Caesars Threatens to Sink Million Horseshoe Indiana Expansion Unless State Voids License Fee
Caesars Entertainment is telling the Indiana Gaming Commission (IGC) that unless it withdraws a $50 million license transfer fee on its acquisition of two horse racetrack racinos, it will consider abandoning expansion plans at its Horseshoe Southern Indiana riverboat.
Last fall, Caesars agreed to purchase Hoosier Park in Anderson and Indiana Grand in Shelbyville from Centaur Gaming for $1.7 billion.

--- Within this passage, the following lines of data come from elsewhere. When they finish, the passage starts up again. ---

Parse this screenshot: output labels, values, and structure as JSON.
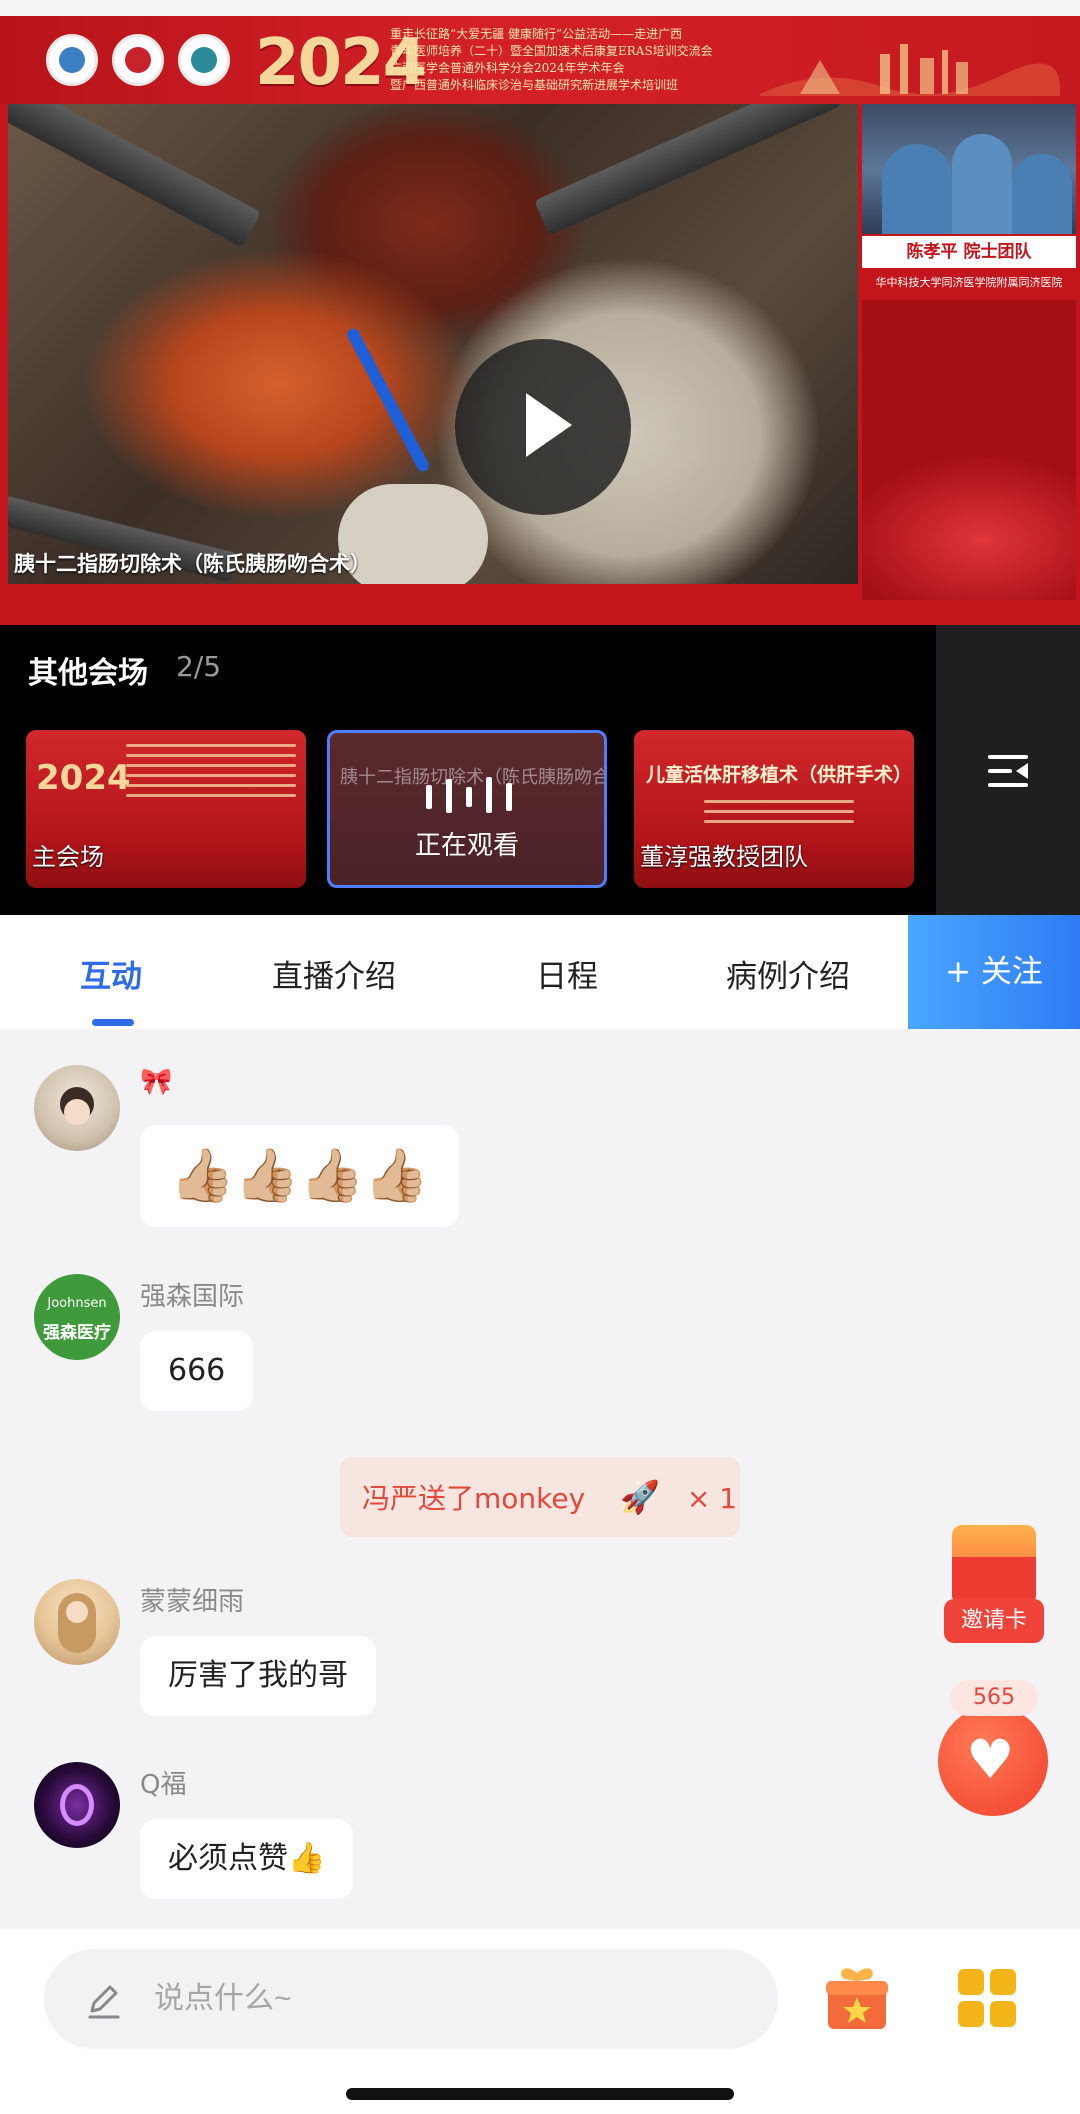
{
  "video": {
    "banner_year": "2024",
    "banner_lines": [
      "重走长征路“大爱无疆 健康随行”公益活动——走进广西",
      "青年医师培养（二十）暨全国加速术后康复ERAS培训交流会",
      "广西医学会普通外科学分会2024年学术年会",
      "暨广西普通外科临床诊治与基础研究新进展学术培训班"
    ],
    "caption": "胰十二指肠切除术（陈氏胰肠吻合术）",
    "side_team": "陈孝平 院士团队",
    "side_hospital": "华中科技大学同济医学院附属同济医院"
  },
  "venues": {
    "title": "其他会场",
    "count": "2/5",
    "cards": [
      {
        "label": "主会场",
        "year": "2024"
      },
      {
        "dim_title": "胰十二指肠切除术（陈氏胰肠吻合术）",
        "label": "正在观看"
      },
      {
        "title": "儿童活体肝移植术（供肝手术）",
        "label": "董淳强教授团队"
      }
    ]
  },
  "tabs": {
    "items": [
      "互动",
      "直播介绍",
      "日程",
      "病例介绍"
    ],
    "active": 0,
    "follow": "+ 关注"
  },
  "chat": {
    "messages": [
      {
        "user": "🎀",
        "text": "👍🏼👍🏼👍🏼👍🏼"
      },
      {
        "user": "强森国际",
        "text": "666",
        "avatar_text_top": "Joohnsen",
        "avatar_text_bottom": "强森医疗"
      },
      {
        "user": "蒙蒙细雨",
        "text": "厉害了我的哥"
      },
      {
        "user": "Q福",
        "text": "必须点赞👍"
      }
    ],
    "gift_notice": {
      "text": "冯严送了monkey",
      "icon": "🚀",
      "count": "× 1"
    }
  },
  "widgets": {
    "invite_label": "邀请卡",
    "like_count": "565",
    "heart_icon": "♥"
  },
  "input": {
    "placeholder": "说点什么~"
  },
  "colors": {
    "accent": "#2f6be6",
    "follow_button": "#3a8cf8",
    "brand_red": "#c3161c",
    "like": "#f2402c",
    "gift_text": "#e4483c"
  }
}
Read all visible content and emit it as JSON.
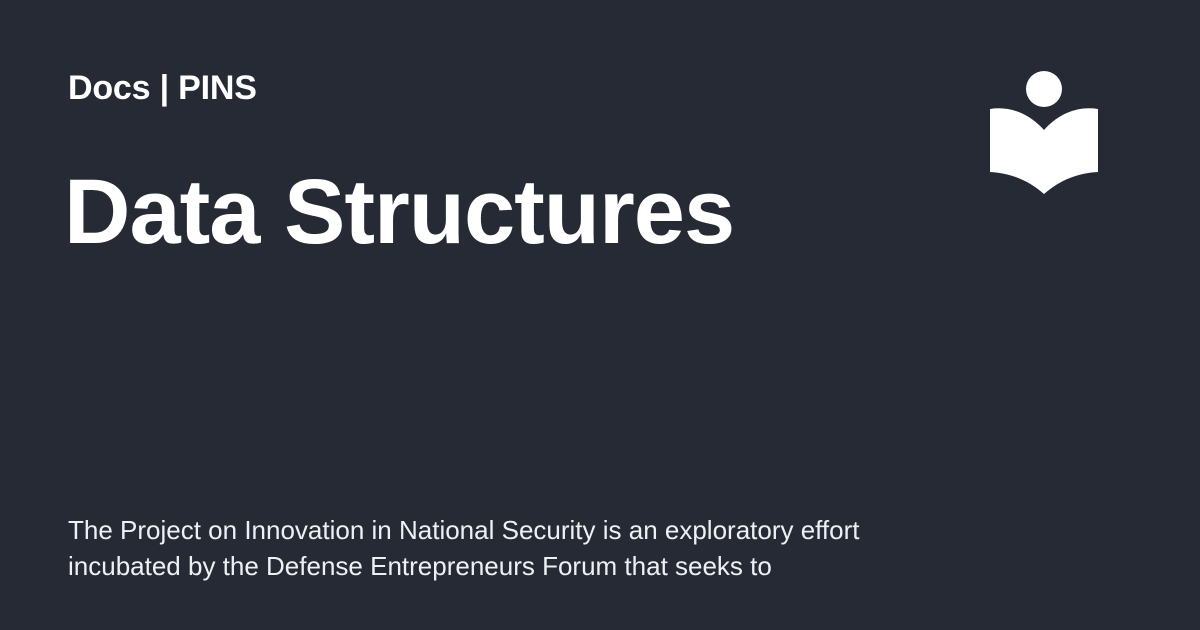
{
  "header": {
    "site_label": "Docs | PINS"
  },
  "page": {
    "title": "Data Structures",
    "description": "The Project on Innovation in National Security is an exploratory effort incubated by the Defense Entrepreneurs Forum that seeks to"
  },
  "logo": {
    "icon": "reader-book-icon"
  },
  "colors": {
    "background": "#262a35",
    "text": "#ffffff"
  }
}
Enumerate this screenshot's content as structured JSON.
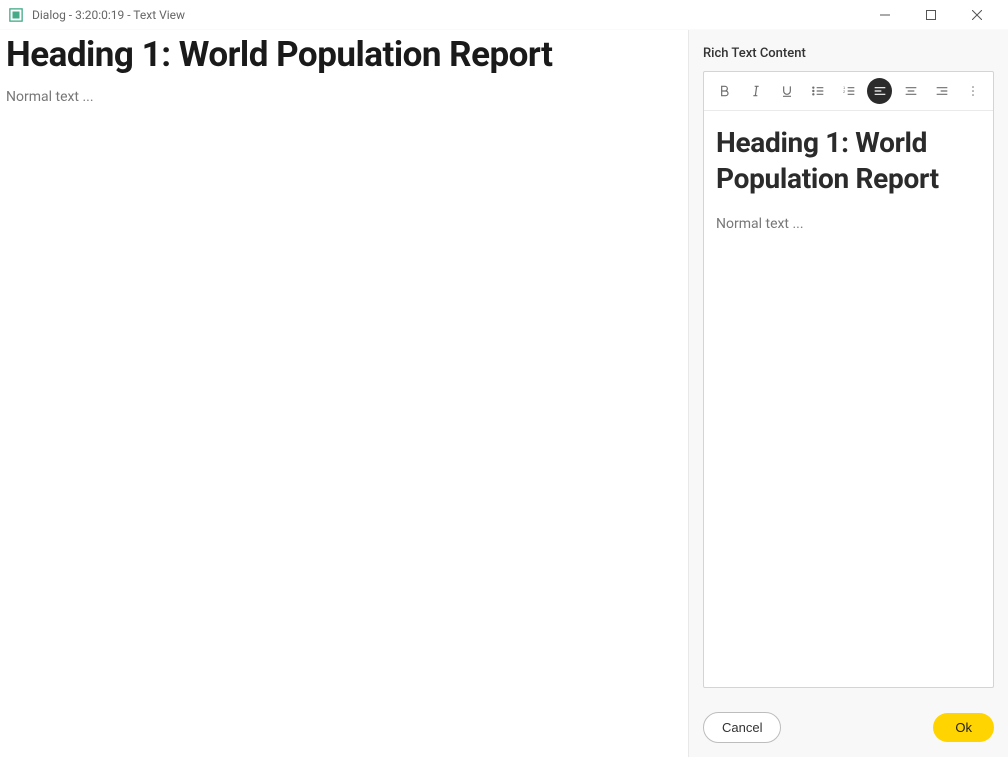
{
  "window": {
    "title": "Dialog - 3:20:0:19 - Text View"
  },
  "leftPane": {
    "heading": "Heading 1: World Population Report",
    "normal": "Normal text ..."
  },
  "rightPane": {
    "label": "Rich Text Content",
    "editor": {
      "heading": "Heading 1: World Population Report",
      "normal": "Normal text ..."
    }
  },
  "buttons": {
    "cancel": "Cancel",
    "ok": "Ok"
  },
  "toolbar": {
    "activeAlign": "left",
    "icons": [
      "bold",
      "italic",
      "underline",
      "list-unordered",
      "list-ordered",
      "align-left",
      "align-center",
      "align-right",
      "more"
    ]
  }
}
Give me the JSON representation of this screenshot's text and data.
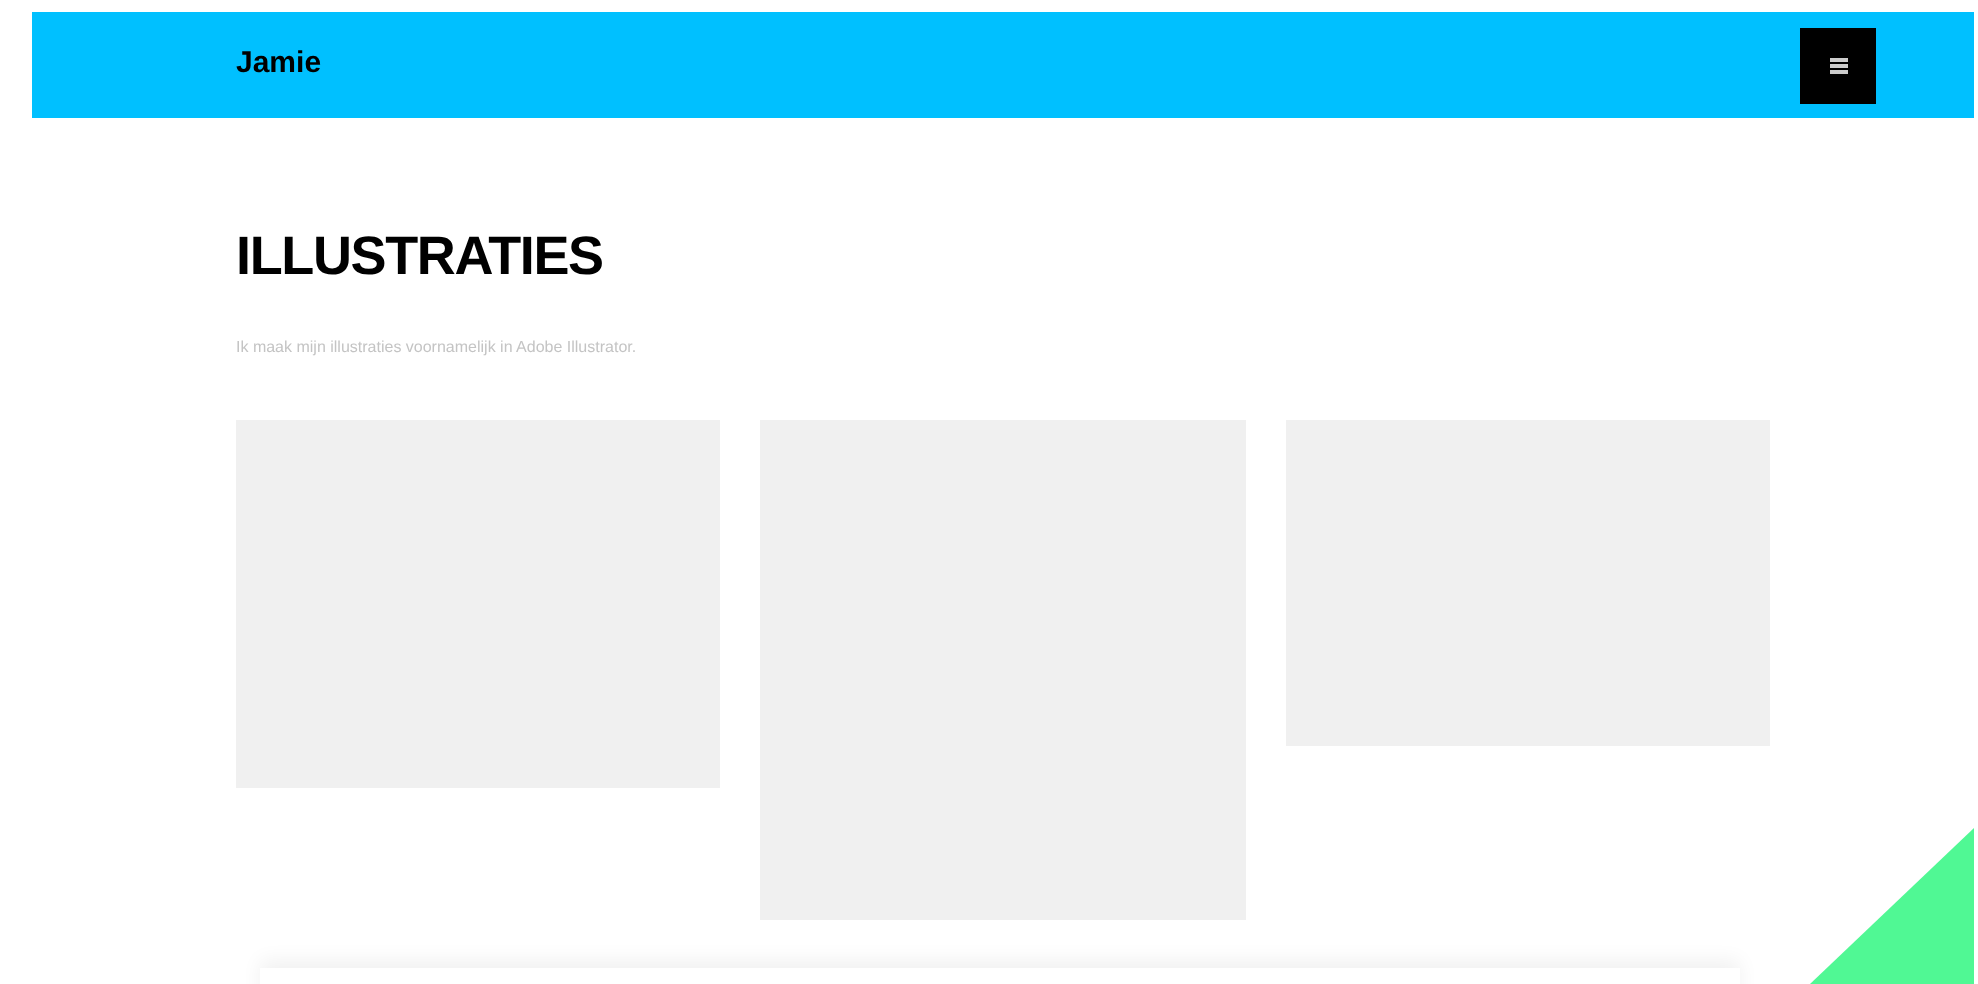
{
  "header": {
    "brand": "Jamie"
  },
  "section": {
    "title": "ILLUSTRATIES",
    "description": "Ik maak mijn illustraties voornamelijk in Adobe Illustrator."
  }
}
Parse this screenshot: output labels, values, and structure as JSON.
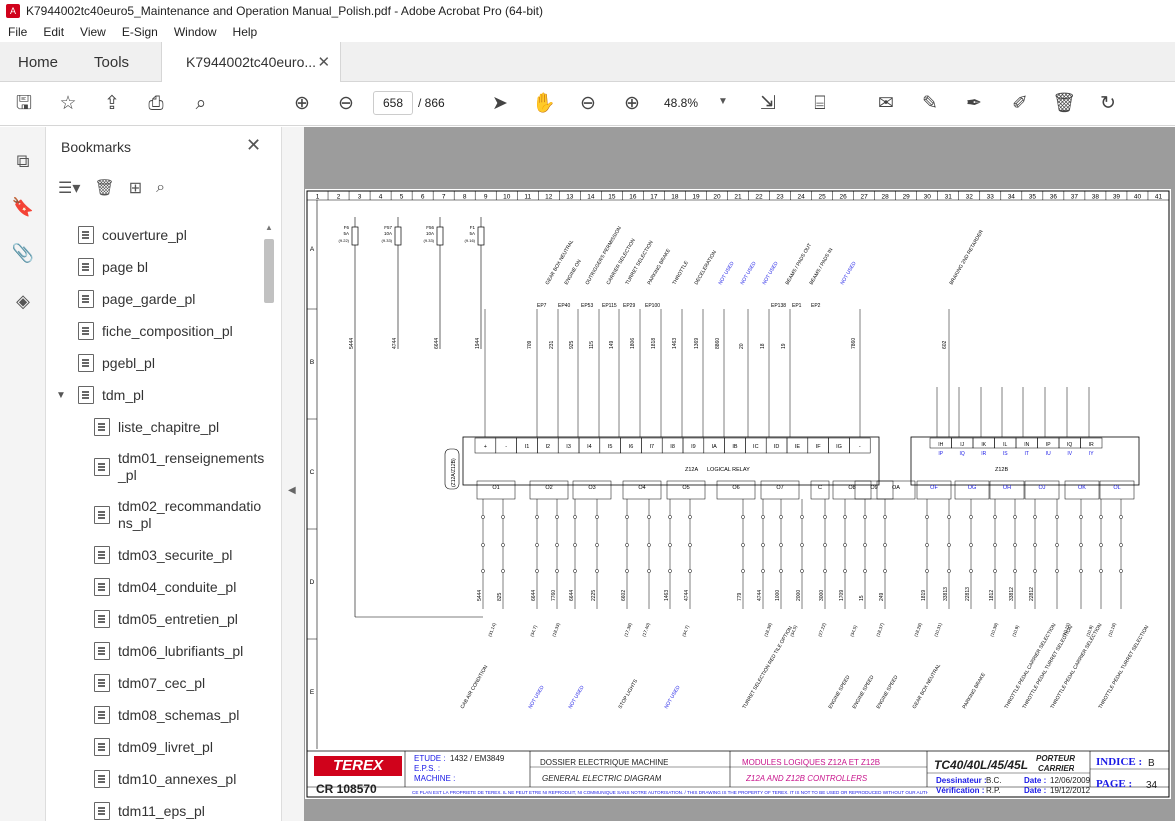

But under a fuzzy state gaming law, the Las Vegas-based casino giant could be on the hook to pay a $50 million transfer fee for the venues.
According to communications obtained by the Indianapolis Business Journal, Caesars EVP and General Counsel Tim Donovan wrote in an email this month to IGC Executive Director Sara Gonso Tait that read, “Caesars is now facing some very difficult decisions with regard to its proposed $90 million investment in southern Indiana.”
Indiana gaming law mandates that when a casino license is transferred, a $50 million fee is required to complete the deal. However, there are a few exceptions, with the most notable being when the issuer has filed for bankruptcy.
In 2010, just two years after Centaur obtained its gaming licenses, the company filed for Chapter 11 bankruptcy. It’s since recovered and stabilized under a new business arrangement, but the bankruptcy is the grounds for Caesars’ fee waiver appeal.
In addition to Horseshoe Southern Indiana, Caesars also owns Horseshoe Hammond in the northwest part of the state.
Caesars was set to unveil its Horseshoe Southern Indiana plans at a March 8 IGC meeting, but the company canceled the presentation after learning that the $50 million fee might still be imposed.
In 2015, Indiana passed legislation that allows the state’s riverboat casinos to expand to dry land, so long as they do it near their existing properties. Caesars is planning a $90 million project to replace “The Boat,” as the Horseshoe Southern Indiana is commonly called.
The vessel that presently sits in the Ohio River near Louisville, Kentucky, was recently closed for five days due to severe flooding. Caesars wants to build a casino resort that is better protected against Mother Nature, but the company might abandon those plans unless the $50 million is waived.
Attorney Elizabeth Cierzniak, who is representing Caesars in Indiana, recently left a voicemail for the IGC obtained by the Indianapolis Business Journal that declared, “If we don’t get a favorable resolution of this … they’re (Caesars) going to have to reconsider the entire investment.”
The Indianapolis Business Journal obtained the communications through an open records request.
IGC Verdict TBD
The Indiana Gaming Commission hasn’t formally decided whether the $50 million fee applies. Its staff, however, seemingly has.
“The commission staff has reviewed the document submitted by Caesars, and we respectfully disagree with their conclusion,” IGC Deputy Director Jennifer Reske said in a state memo. “Commission staff has conducted a thorough review of the applicability of the fee, and it is staff’s position that the fee does apply.”
However, Reske added that the IGC staff’s role, which she and Tait are a part of, is to simply make recommendations to the seven-member Commission. The IGC is expected to further discuss the matter at a meeting in May or June.